The President wasn't smiling. "Don't tell me. I don't think I want to hear this. But if you're going to play bingo with the books, then you'd damned well better do it quick, and on the QT."
"That'll be the easiest part. I've already got some ideas."
"Just make sure I don't end up with another Iran-Contra brouhaha on my neck. I won't be able to plead senility and let a few fall guys take the rap."
Briggs had foreseen as well the glare of television lights in the Senate hearing room. Worse still, it did not take too challenging a flight of imagination to figure out who would end up being the patsy. He would have to fall on his sword to protect the Presidency. Washington had a grand tradition of that. He could kiss good-bye to a comfortable retirement in Arizona next to a golf link.
"You can be sure I will take the utmost care, Mr. President." And he was smiling even though Hansen was not.
"All right, now about the Special Forces. Once we get them to Souda Bay, I want a quick rehearsal and then I want them deployed just offshore, on the Kennedy, ready to move. Which means that whatever support they'll need has to be ready by the time they arrive. What have you got on that?"
"A task force shipped out for Souda tonight, Mr. President. Their C-130 is already in the air. The problems are at the other end. Once they're in-theater, we're still looking at a prep time of twelve hours, minimum. There's just no way they can mount an assault any sooner than that."

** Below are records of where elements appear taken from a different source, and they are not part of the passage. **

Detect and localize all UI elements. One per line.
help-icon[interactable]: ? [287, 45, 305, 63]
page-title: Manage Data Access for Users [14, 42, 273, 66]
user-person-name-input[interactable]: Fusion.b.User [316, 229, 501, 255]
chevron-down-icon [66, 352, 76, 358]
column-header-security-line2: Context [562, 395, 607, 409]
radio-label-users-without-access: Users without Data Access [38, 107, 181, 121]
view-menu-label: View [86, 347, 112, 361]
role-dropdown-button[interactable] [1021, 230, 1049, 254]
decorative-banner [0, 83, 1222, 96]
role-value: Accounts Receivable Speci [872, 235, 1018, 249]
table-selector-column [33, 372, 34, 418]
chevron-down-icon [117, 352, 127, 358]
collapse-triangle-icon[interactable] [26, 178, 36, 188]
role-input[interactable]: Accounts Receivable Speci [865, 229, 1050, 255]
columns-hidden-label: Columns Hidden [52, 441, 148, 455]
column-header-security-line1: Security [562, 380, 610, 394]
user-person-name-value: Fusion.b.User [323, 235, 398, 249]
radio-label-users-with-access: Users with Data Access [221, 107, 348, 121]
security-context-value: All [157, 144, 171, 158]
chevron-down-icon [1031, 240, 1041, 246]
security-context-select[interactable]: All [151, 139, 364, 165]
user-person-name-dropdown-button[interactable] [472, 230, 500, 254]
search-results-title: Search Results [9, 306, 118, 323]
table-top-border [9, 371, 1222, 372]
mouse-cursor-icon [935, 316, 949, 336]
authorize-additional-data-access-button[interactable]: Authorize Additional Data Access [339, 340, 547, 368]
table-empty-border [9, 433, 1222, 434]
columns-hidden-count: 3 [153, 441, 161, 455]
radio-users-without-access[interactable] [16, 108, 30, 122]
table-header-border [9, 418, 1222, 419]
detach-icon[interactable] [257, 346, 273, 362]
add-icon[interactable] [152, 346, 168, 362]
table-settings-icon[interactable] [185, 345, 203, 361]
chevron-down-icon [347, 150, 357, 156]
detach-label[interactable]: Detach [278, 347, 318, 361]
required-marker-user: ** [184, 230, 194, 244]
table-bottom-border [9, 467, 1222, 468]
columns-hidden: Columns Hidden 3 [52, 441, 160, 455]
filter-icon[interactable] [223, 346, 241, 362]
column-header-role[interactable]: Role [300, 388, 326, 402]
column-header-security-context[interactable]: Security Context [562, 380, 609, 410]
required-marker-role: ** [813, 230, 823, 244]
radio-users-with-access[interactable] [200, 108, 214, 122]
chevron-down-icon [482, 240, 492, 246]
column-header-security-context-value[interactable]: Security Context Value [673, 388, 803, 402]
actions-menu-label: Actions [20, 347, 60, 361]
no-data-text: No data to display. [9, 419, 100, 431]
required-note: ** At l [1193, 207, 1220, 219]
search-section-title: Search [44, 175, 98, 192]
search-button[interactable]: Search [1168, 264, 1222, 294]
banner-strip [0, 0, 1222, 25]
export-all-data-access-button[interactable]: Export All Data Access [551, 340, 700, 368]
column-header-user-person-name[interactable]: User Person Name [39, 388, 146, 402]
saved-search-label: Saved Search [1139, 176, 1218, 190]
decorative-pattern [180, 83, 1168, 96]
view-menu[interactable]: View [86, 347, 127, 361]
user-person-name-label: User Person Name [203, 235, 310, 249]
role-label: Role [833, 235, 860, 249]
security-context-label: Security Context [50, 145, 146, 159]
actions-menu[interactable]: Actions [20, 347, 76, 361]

The President winced, already thinking about his other problem. If they did have a nuclear device, or devices, whose was it? The signs all pointed in one direction. The Israelis claimed the stolen Iranian Hind had stopped over in Pakistan. There probably was no need to look any further. But now he needed somehow to get a confirmation. Or was the threat of a bomb just a hoax?
He had a meeting at ten o'clock in the morning with the Pakistani ambassador. It would have to be handled delicately, with a lot of circumlocutions and diplomatic niceties, but he damn well intended to get some plain answers.